Çünkü ilk ortaya çıktıklarında o haklar erkekler içindi. Kadının, genel oy hakkı başta olmak üzere insan hakları yoktu veya bir serf olarak topraktan (ve derebeyinden) özgürleşecekse, o özgürleşme kocasına, babasına bağlıydı.
Bu nedenle, Fransız Devriminin ilk günlerinde (26 Ağustos 1789) yayınlanan "İnsan ve Yurttaş Hakları Bildirgesi"ne mukabil, Olympe de Gouges 1791’de "La Déclaration de droits de la femme et de la citoyenne" (Kadınların ve Kadın-Yurttaşların Hakları Bildirgesi) dediği bir metin yayınlayacaktı. İnsan haklarına ilaveten kadın hakları kavramının gündeme gelmesi acı bir ironiydi, insan haklarının kadın haklarını içermemesi ister istemez kadının, erkek yanında ikincil insan sayıldığı anlamına geliyordu. O gün de, bugün de, "insan hakları" ile "kadın hakları" özdeş değildir.
Nitekim Birleşmiş Milletler önce "Siyasal Kadın Hakları Sözleşmesi"ni getirmiş (1952), o da yetmemiş, kadın karşıtı ayırımcılığa karşı bir sözleşme Kadına Karşı Ayırımcığın Önlenmesi Sözleşmesi (CEDAW) 1977 Dünya Kadınlar Yılında gündeme gelmiş, 1979’da Genel Kurul’da kabul edilmiş, 1981’de onaylanmıştır.

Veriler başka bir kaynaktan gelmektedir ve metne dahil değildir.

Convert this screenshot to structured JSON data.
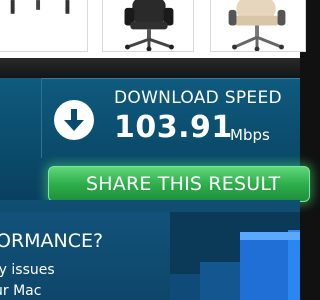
{
  "products": {
    "items": [
      {
        "name": "",
        "icon": "chair-legs-image"
      },
      {
        "name": "",
        "icon": "black-office-chair-image"
      },
      {
        "name": "",
        "icon": "beige-office-chair-image"
      }
    ]
  },
  "result": {
    "download_label": "DOWNLOAD SPEED",
    "download_value": "103.91",
    "download_unit": "Mbps",
    "download_icon": "download-arrow-icon"
  },
  "share": {
    "label": "SHARE THIS RESULT"
  },
  "promo": {
    "heading": "ORMANCE?",
    "line1": "fy issues",
    "line2": "ur Mac"
  },
  "colors": {
    "panel": "#0b4c6c",
    "share_green": "#2fae4c",
    "text": "#ffffff"
  }
}
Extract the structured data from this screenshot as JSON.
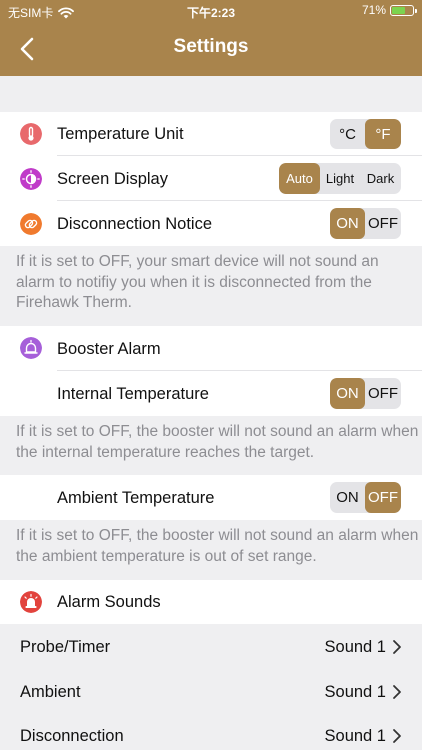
{
  "status": {
    "carrier": "无SIM卡",
    "time": "下午2:23",
    "battery": "71%",
    "battery_level": 0.71
  },
  "nav": {
    "title": "Settings"
  },
  "temperature_unit": {
    "label": "Temperature Unit",
    "options": [
      "°C",
      "°F"
    ],
    "selected": "°F"
  },
  "screen_display": {
    "label": "Screen Display",
    "options": [
      "Auto",
      "Light",
      "Dark"
    ],
    "selected": "Auto"
  },
  "disconnection_notice": {
    "label": "Disconnection Notice",
    "on": "ON",
    "off": "OFF",
    "state": "ON",
    "note": "If it is set to OFF, your smart device will not sound an alarm to notifiy you when it is disconnected from the Firehawk Therm."
  },
  "booster_alarm": {
    "label": "Booster Alarm"
  },
  "internal_temperature": {
    "label": "Internal Temperature",
    "on": "ON",
    "off": "OFF",
    "state": "ON",
    "note": "If it is set to OFF, the booster will not sound an alarm when the internal temperature reaches the target."
  },
  "ambient_temperature": {
    "label": "Ambient Temperature",
    "on": "ON",
    "off": "OFF",
    "state": "OFF",
    "note": "If it is set to OFF, the booster will not sound an alarm when the ambient temperature is out of set range."
  },
  "alarm_sounds": {
    "label": "Alarm Sounds",
    "items": [
      {
        "label": "Probe/Timer",
        "value": "Sound 1"
      },
      {
        "label": "Ambient",
        "value": "Sound 1"
      },
      {
        "label": "Disconnection",
        "value": "Sound 1"
      }
    ]
  },
  "colors": {
    "accent": "#a9844c",
    "temp_icon": "#e8696c",
    "screen_icon": "#c03bc9",
    "disconnect_icon": "#f07a2e",
    "booster_icon": "#a65fd9",
    "alarm_icon": "#e2433d"
  }
}
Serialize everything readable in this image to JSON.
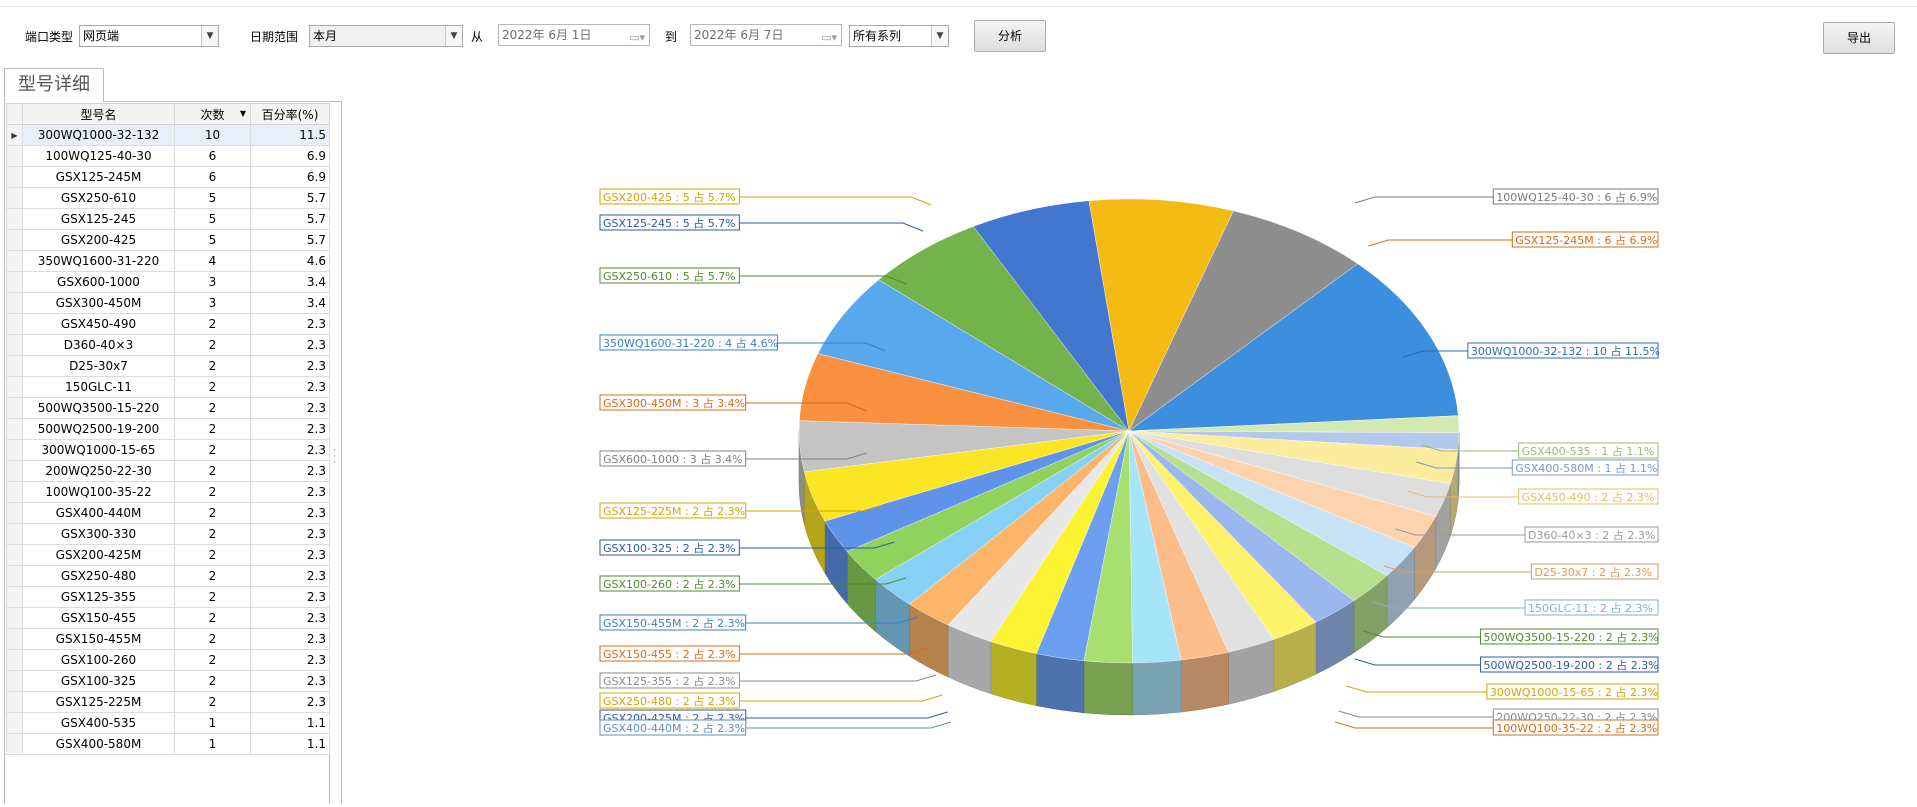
{
  "toolbar": {
    "port_type_label": "端口类型",
    "port_type_value": "网页端",
    "date_range_label": "日期范围",
    "date_range_value": "本月",
    "from_label": "从",
    "date_from": "2022年 6月 1日",
    "to_label": "到",
    "date_to": "2022年 6月 7日",
    "series_value": "所有系列",
    "analyze_label": "分析",
    "export_label": "导出"
  },
  "tab": {
    "label": "型号详细"
  },
  "table": {
    "columns": [
      "型号名",
      "次数",
      "百分率(%)"
    ],
    "rows": [
      {
        "name": "300WQ1000-32-132",
        "count": "10",
        "pct": "11.5"
      },
      {
        "name": "100WQ125-40-30",
        "count": "6",
        "pct": "6.9"
      },
      {
        "name": "GSX125-245M",
        "count": "6",
        "pct": "6.9"
      },
      {
        "name": "GSX250-610",
        "count": "5",
        "pct": "5.7"
      },
      {
        "name": "GSX125-245",
        "count": "5",
        "pct": "5.7"
      },
      {
        "name": "GSX200-425",
        "count": "5",
        "pct": "5.7"
      },
      {
        "name": "350WQ1600-31-220",
        "count": "4",
        "pct": "4.6"
      },
      {
        "name": "GSX600-1000",
        "count": "3",
        "pct": "3.4"
      },
      {
        "name": "GSX300-450M",
        "count": "3",
        "pct": "3.4"
      },
      {
        "name": "GSX450-490",
        "count": "2",
        "pct": "2.3"
      },
      {
        "name": "D360-40×3",
        "count": "2",
        "pct": "2.3"
      },
      {
        "name": "D25-30x7",
        "count": "2",
        "pct": "2.3"
      },
      {
        "name": "150GLC-11",
        "count": "2",
        "pct": "2.3"
      },
      {
        "name": "500WQ3500-15-220",
        "count": "2",
        "pct": "2.3"
      },
      {
        "name": "500WQ2500-19-200",
        "count": "2",
        "pct": "2.3"
      },
      {
        "name": "300WQ1000-15-65",
        "count": "2",
        "pct": "2.3"
      },
      {
        "name": "200WQ250-22-30",
        "count": "2",
        "pct": "2.3"
      },
      {
        "name": "100WQ100-35-22",
        "count": "2",
        "pct": "2.3"
      },
      {
        "name": "GSX400-440M",
        "count": "2",
        "pct": "2.3"
      },
      {
        "name": "GSX300-330",
        "count": "2",
        "pct": "2.3"
      },
      {
        "name": "GSX200-425M",
        "count": "2",
        "pct": "2.3"
      },
      {
        "name": "GSX250-480",
        "count": "2",
        "pct": "2.3"
      },
      {
        "name": "GSX125-355",
        "count": "2",
        "pct": "2.3"
      },
      {
        "name": "GSX150-455",
        "count": "2",
        "pct": "2.3"
      },
      {
        "name": "GSX150-455M",
        "count": "2",
        "pct": "2.3"
      },
      {
        "name": "GSX100-260",
        "count": "2",
        "pct": "2.3"
      },
      {
        "name": "GSX100-325",
        "count": "2",
        "pct": "2.3"
      },
      {
        "name": "GSX125-225M",
        "count": "2",
        "pct": "2.3"
      },
      {
        "name": "GSX400-535",
        "count": "1",
        "pct": "1.1"
      },
      {
        "name": "GSX400-580M",
        "count": "1",
        "pct": "1.1"
      }
    ]
  },
  "chart_data": {
    "type": "pie",
    "style": "3d-exploded-labels",
    "slices": [
      {
        "label": "300WQ1000-32-132 : 10 占 11.5%",
        "value": 10,
        "color": "#3c8ede"
      },
      {
        "label": "GSX400-535 : 1 占 1.1%",
        "value": 1,
        "color": "#d4e8b2"
      },
      {
        "label": "GSX400-580M : 1 占 1.1%",
        "value": 1,
        "color": "#b4c8ec"
      },
      {
        "label": "GSX450-490 : 2 占 2.3%",
        "value": 2,
        "color": "#fbec9e"
      },
      {
        "label": "D360-40×3 : 2 占 2.3%",
        "value": 2,
        "color": "#dedede"
      },
      {
        "label": "D25-30x7 : 2 占 2.3%",
        "value": 2,
        "color": "#fdd3ae"
      },
      {
        "label": "150GLC-11 : 2 占 2.3%",
        "value": 2,
        "color": "#c8e1f5"
      },
      {
        "label": "500WQ3500-15-220 : 2 占 2.3%",
        "value": 2,
        "color": "#b6e08e"
      },
      {
        "label": "500WQ2500-19-200 : 2 占 2.3%",
        "value": 2,
        "color": "#9ab7ee"
      },
      {
        "label": "300WQ1000-15-65 : 2 占 2.3%",
        "value": 2,
        "color": "#fdf36a"
      },
      {
        "label": "200WQ250-22-30 : 2 占 2.3%",
        "value": 2,
        "color": "#e1e1e1"
      },
      {
        "label": "100WQ100-35-22 : 2 占 2.3%",
        "value": 2,
        "color": "#fdbd8a"
      },
      {
        "label": "GSX400-440M : 2 占 2.3%",
        "value": 2,
        "color": "#a6e4f8"
      },
      {
        "label": "GSX200-425M : 2 占 2.3%",
        "value": 2,
        "color": "#a8e070"
      },
      {
        "label": "GSX250-480 : 2 占 2.3%",
        "value": 2,
        "color": "#6c9ff0"
      },
      {
        "label": "GSX125-355 : 2 占 2.3%",
        "value": 2,
        "color": "#fcf332"
      },
      {
        "label": "GSX150-455 : 2 占 2.3%",
        "value": 2,
        "color": "#e8e8e8"
      },
      {
        "label": "GSX150-455M : 2 占 2.3%",
        "value": 2,
        "color": "#fdb56a"
      },
      {
        "label": "GSX100-260 : 2 占 2.3%",
        "value": 2,
        "color": "#88d1f6"
      },
      {
        "label": "GSX100-325 : 2 占 2.3%",
        "value": 2,
        "color": "#8fd35c"
      },
      {
        "label": "GSX125-225M : 2 占 2.3%",
        "value": 2,
        "color": "#5f93ea"
      },
      {
        "label": "GSX600-1000 : 3 占 3.4%",
        "value": 3,
        "color": "#fce524"
      },
      {
        "label": "GSX300-450M : 3 占 3.4%",
        "value": 3,
        "color": "#c4c4c4"
      },
      {
        "label": "350WQ1600-31-220 : 4 占 4.6%",
        "value": 4,
        "color": "#f99140"
      },
      {
        "label": "GSX250-610 : 5 占 5.7%",
        "value": 5,
        "color": "#58a8ee"
      },
      {
        "label": "GSX125-245 : 5 占 5.7%",
        "value": 5,
        "color": "#74b24c"
      },
      {
        "label": "GSX200-425 : 5 占 5.7%",
        "value": 5,
        "color": "#4376ce"
      },
      {
        "label": "100WQ125-40-30 : 6 占 6.9%",
        "value": 6,
        "color": "#f3bb14"
      },
      {
        "label": "GSX125-245M : 6 占 6.9%",
        "value": 6,
        "color": "#8e8e8e"
      }
    ],
    "labels_shown": [
      {
        "text": "GSX200-425 : 5 占 5.7%",
        "side": "left",
        "color": "#d99e00"
      },
      {
        "text": "GSX125-245 : 5 占 5.7%",
        "side": "left",
        "color": "#2b59a8"
      },
      {
        "text": "GSX250-610 : 5 占 5.7%",
        "side": "left",
        "color": "#4f8a2c"
      },
      {
        "text": "350WQ1600-31-220 : 4 占 4.6%",
        "side": "left",
        "color": "#3a7fc8"
      },
      {
        "text": "GSX300-450M : 3 占 3.4%",
        "side": "left",
        "color": "#d86b14"
      },
      {
        "text": "GSX600-1000 : 3 占 3.4%",
        "side": "left",
        "color": "#808080"
      },
      {
        "text": "GSX125-225M : 2 占 2.3%",
        "side": "left",
        "color": "#d9a300"
      },
      {
        "text": "GSX100-325 : 2 占 2.3%",
        "side": "left",
        "color": "#2b59a8"
      },
      {
        "text": "GSX100-260 : 2 占 2.3%",
        "side": "left",
        "color": "#4f8a2c"
      },
      {
        "text": "GSX150-455M : 2 占 2.3%",
        "side": "left",
        "color": "#3a7fc8"
      },
      {
        "text": "GSX150-455 : 2 占 2.3%",
        "side": "left",
        "color": "#d86b14"
      },
      {
        "text": "GSX125-355 : 2 占 2.3%",
        "side": "left",
        "color": "#8a8a8a"
      },
      {
        "text": "GSX250-480 : 2 占 2.3%",
        "side": "left",
        "color": "#d9a300"
      },
      {
        "text": "GSX200-425M : 2 占 2.3%",
        "side": "left",
        "color": "#2b59a8"
      },
      {
        "text": "GSX400-440M : 2 占 2.3%",
        "side": "left",
        "color": "#5d8ec4"
      },
      {
        "text": "100WQ125-40-30 : 6 占 6.9%",
        "side": "right",
        "color": "#7a7a7a"
      },
      {
        "text": "GSX125-245M : 6 占 6.9%",
        "side": "right",
        "color": "#d86b14"
      },
      {
        "text": "300WQ1000-32-132 : 10 占 11.5%",
        "side": "right",
        "color": "#2b6cb8"
      },
      {
        "text": "GSX400-535 : 1 占 1.1%",
        "side": "right",
        "color": "#9ab87a"
      },
      {
        "text": "GSX400-580M : 1 占 1.1%",
        "side": "right",
        "color": "#7a96cc"
      },
      {
        "text": "GSX450-490 : 2 占 2.3%",
        "side": "right",
        "color": "#e0c060"
      },
      {
        "text": "D360-40×3 : 2 占 2.3%",
        "side": "right",
        "color": "#9a9a9a"
      },
      {
        "text": "D25-30x7 : 2 占 2.3%",
        "side": "right",
        "color": "#e0965c"
      },
      {
        "text": "150GLC-11 : 2 占 2.3%",
        "side": "right",
        "color": "#86aed4"
      },
      {
        "text": "500WQ3500-15-220 : 2 占 2.3%",
        "side": "right",
        "color": "#4f8a2c"
      },
      {
        "text": "500WQ2500-19-200 : 2 占 2.3%",
        "side": "right",
        "color": "#2b59a8"
      },
      {
        "text": "300WQ1000-15-65 : 2 占 2.3%",
        "side": "right",
        "color": "#d9a300"
      },
      {
        "text": "200WQ250-22-30 : 2 占 2.3%",
        "side": "right",
        "color": "#8a8a8a"
      },
      {
        "text": "100WQ100-35-22 : 2 占 2.3%",
        "side": "right",
        "color": "#d86b14"
      }
    ]
  }
}
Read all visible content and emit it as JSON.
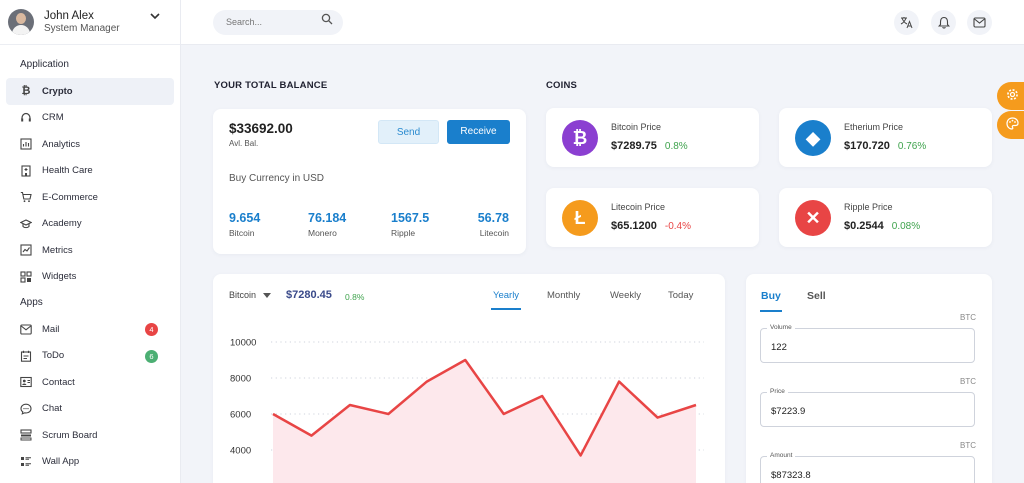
{
  "profile": {
    "name": "John Alex",
    "role": "System Manager"
  },
  "sidebar": {
    "application_title": "Application",
    "application_items": [
      {
        "label": "Crypto",
        "icon": "bitcoin-icon"
      },
      {
        "label": "CRM",
        "icon": "headset-icon"
      },
      {
        "label": "Analytics",
        "icon": "analytics-icon"
      },
      {
        "label": "Health Care",
        "icon": "hospital-icon"
      },
      {
        "label": "E-Commerce",
        "icon": "cart-icon"
      },
      {
        "label": "Academy",
        "icon": "graduation-cap-icon"
      },
      {
        "label": "Metrics",
        "icon": "metrics-icon"
      },
      {
        "label": "Widgets",
        "icon": "widgets-icon"
      }
    ],
    "apps_title": "Apps",
    "apps_items": [
      {
        "label": "Mail",
        "icon": "mail-icon",
        "badge": "4",
        "badge_color": "#e84545"
      },
      {
        "label": "ToDo",
        "icon": "todo-icon",
        "badge": "6",
        "badge_color": "#4caf73"
      },
      {
        "label": "Contact",
        "icon": "contact-icon"
      },
      {
        "label": "Chat",
        "icon": "chat-icon"
      },
      {
        "label": "Scrum Board",
        "icon": "scrum-board-icon"
      },
      {
        "label": "Wall App",
        "icon": "wall-app-icon"
      }
    ]
  },
  "topbar": {
    "search_placeholder": "Search..."
  },
  "balance": {
    "title": "YOUR TOTAL BALANCE",
    "amount": "$33692.00",
    "sub": "Avl. Bal.",
    "send_label": "Send",
    "receive_label": "Receive",
    "buy_currency": "Buy Currency in USD",
    "currencies": [
      {
        "value": "9.654",
        "label": "Bitcoin"
      },
      {
        "value": "76.184",
        "label": "Monero"
      },
      {
        "value": "1567.5",
        "label": "Ripple"
      },
      {
        "value": "56.78",
        "label": "Litecoin"
      }
    ]
  },
  "coins": {
    "title": "COINS",
    "items": [
      {
        "name": "Bitcoin Price",
        "value": "$7289.75",
        "change": "0.8%",
        "change_color": "#3fa34d",
        "icon_color": "#8b3fd1",
        "symbol": "₿"
      },
      {
        "name": "Etherium Price",
        "value": "$170.720",
        "change": "0.76%",
        "change_color": "#3fa34d",
        "icon_color": "#1a7fcc",
        "symbol": "◆"
      },
      {
        "name": "Litecoin Price",
        "value": "$65.1200",
        "change": "-0.4%",
        "change_color": "#e84545",
        "icon_color": "#f59b1d",
        "symbol": "Ł"
      },
      {
        "name": "Ripple Price",
        "value": "$0.2544",
        "change": "0.08%",
        "change_color": "#3fa34d",
        "icon_color": "#e84545",
        "symbol": "✕"
      }
    ]
  },
  "chart_card": {
    "coin_select": "Bitcoin",
    "price": "$7280.45",
    "change": "0.8%",
    "tabs": [
      "Yearly",
      "Monthly",
      "Weekly",
      "Today"
    ],
    "active_tab": "Yearly"
  },
  "chart_data": {
    "type": "area",
    "title": "",
    "xlabel": "",
    "ylabel": "",
    "y_ticks": [
      "10000",
      "8000",
      "6000",
      "4000"
    ],
    "ylim": [
      2000,
      11000
    ],
    "series": [
      {
        "values": [
          6000,
          4800,
          6500,
          6000,
          7800,
          9000,
          6000,
          7000,
          3700,
          7800,
          5800,
          6500
        ],
        "color": "#e84545"
      }
    ],
    "grid": true
  },
  "trade": {
    "tabs": [
      "Buy",
      "Sell"
    ],
    "unit": "BTC",
    "volume_label": "Volume",
    "volume_value": "122",
    "price_label": "Price",
    "price_value": "$7223.9",
    "amount_label": "Amount",
    "amount_value": "$87323.8"
  }
}
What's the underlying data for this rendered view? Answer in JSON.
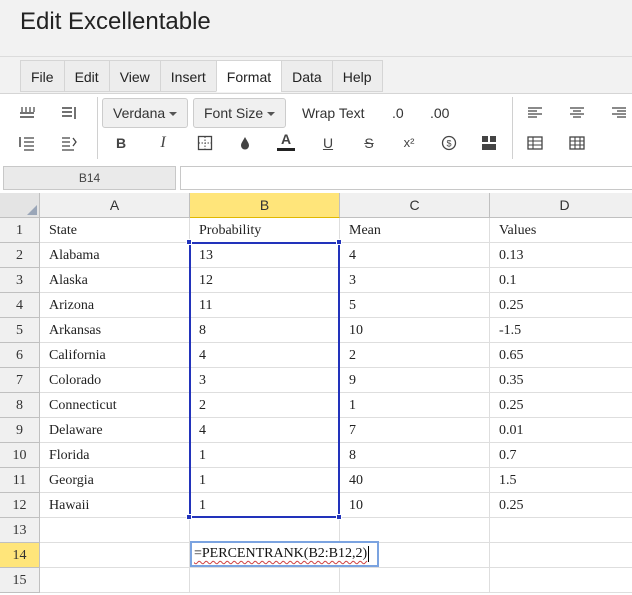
{
  "app": {
    "title": "Edit Excellentable"
  },
  "menu": [
    {
      "label": "File",
      "active": false
    },
    {
      "label": "Edit",
      "active": false
    },
    {
      "label": "View",
      "active": false
    },
    {
      "label": "Insert",
      "active": false
    },
    {
      "label": "Format",
      "active": true
    },
    {
      "label": "Data",
      "active": false
    },
    {
      "label": "Help",
      "active": false
    }
  ],
  "toolbar": {
    "font_family": "Verdana",
    "font_size_label": "Font Size",
    "wrap_text_label": "Wrap Text",
    "decrease_decimal_label": ".0",
    "increase_decimal_label": ".00",
    "bold_label": "B",
    "italic_label": "I",
    "text_color_label": "A",
    "underline_label": "U",
    "strike_label": "S",
    "superscript_label": "x²",
    "currency_label": "$",
    "text_color_bar": "#222222"
  },
  "formula_bar": {
    "cell_ref": "B14",
    "value": ""
  },
  "grid": {
    "columns": [
      "A",
      "B",
      "C",
      "D"
    ],
    "selected_column": "B",
    "selected_row": "14",
    "row_numbers": [
      "1",
      "2",
      "3",
      "4",
      "5",
      "6",
      "7",
      "8",
      "9",
      "10",
      "11",
      "12",
      "13",
      "14",
      "15"
    ],
    "rows": [
      [
        "State",
        "Probability",
        "Mean",
        "Values"
      ],
      [
        "Alabama",
        "13",
        "4",
        "0.13"
      ],
      [
        "Alaska",
        "12",
        "3",
        "0.1"
      ],
      [
        "Arizona",
        "11",
        "5",
        "0.25"
      ],
      [
        "Arkansas",
        "8",
        "10",
        "-1.5"
      ],
      [
        "California",
        "4",
        "2",
        "0.65"
      ],
      [
        "Colorado",
        "3",
        "9",
        "0.35"
      ],
      [
        "Connecticut",
        "2",
        "1",
        "0.25"
      ],
      [
        "Delaware",
        "4",
        "7",
        "0.01"
      ],
      [
        "Florida",
        "1",
        "8",
        "0.7"
      ],
      [
        "Georgia",
        "1",
        "40",
        "1.5"
      ],
      [
        "Hawaii",
        "1",
        "10",
        "0.25"
      ],
      [
        "",
        "",
        "",
        ""
      ],
      [
        "",
        "",
        "",
        ""
      ],
      [
        "",
        "",
        "",
        ""
      ]
    ],
    "selected_range": "B2:B12",
    "editing_cell": "B14",
    "editing_formula": "=PERCENTRANK(B2:B12,2)"
  },
  "colors": {
    "selection": "#2233bb",
    "header_highlight": "#ffe57a",
    "editor_border": "#7ba3e0"
  }
}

Belge Birleşmiş Milletler’in insan haklarına ilişkin sekiz sözleşmesinden biridir.
Uluslararası önemine rağmen (CEDAW) sözleşmeye imza koyan 181 ülkeden çoğu "kültürel farklar" gerekçe göstererek şerh koymuşlar veya koymasalar bile Sözleşme koşullarına uymamışlardır.
İslam ülkelerinin büyük çoğunluğu ''kültürel'' farklılıkları sebep göstererek şerh koymuş ve sözleşme maddelerini ancak şeriatla ters düşmemesi halinde uygulayacaklarını belirtmişler ve iç hukuklarında kadın haklarıyla ilgili - sözleşmeye uymak için- bir değişiklik yapmamışlardır. kadın haklarının ve kadının konumunun tartışıldığı bir sözleşmede kültürel görecelik savunusuyla şerh koymak zaten sözleşmenin anlamsızlaşması demek olmuştur.Suudi Arabistan gibi bir Şeriat devletinde ise zaten erkeklerin de kadınların da oy hakkı yoktur. 150 kişilik Meclis üyelerini Kral atar. İlk kez yerel yönetimlerde vatandaşa seçim hakkı tanınmış ve sadece erkeklere tanınmıştır.
Kadın hakları konusunda alınmış olan mesafeye rağmen, gelişmiş ülkeler dâhil olmak üzere insanlığın önünde uzun bir yol vardır.
Siyaset iktidar erki ve erkek iktidarı demek olduğundan, toplumlarda erkek egemenliği belirleyici olmaya devam etmektedir.
Siyaset dışı özerk toplumsal oluşumların kendi yaşamlarıyla ilgili tüm yetkileri politikacıların elinden alacağı ve topluma mal edeceği bir gelecek kadının özgürleşmesinin ön koşullarından birisi olarak önümüzde durmaktadır.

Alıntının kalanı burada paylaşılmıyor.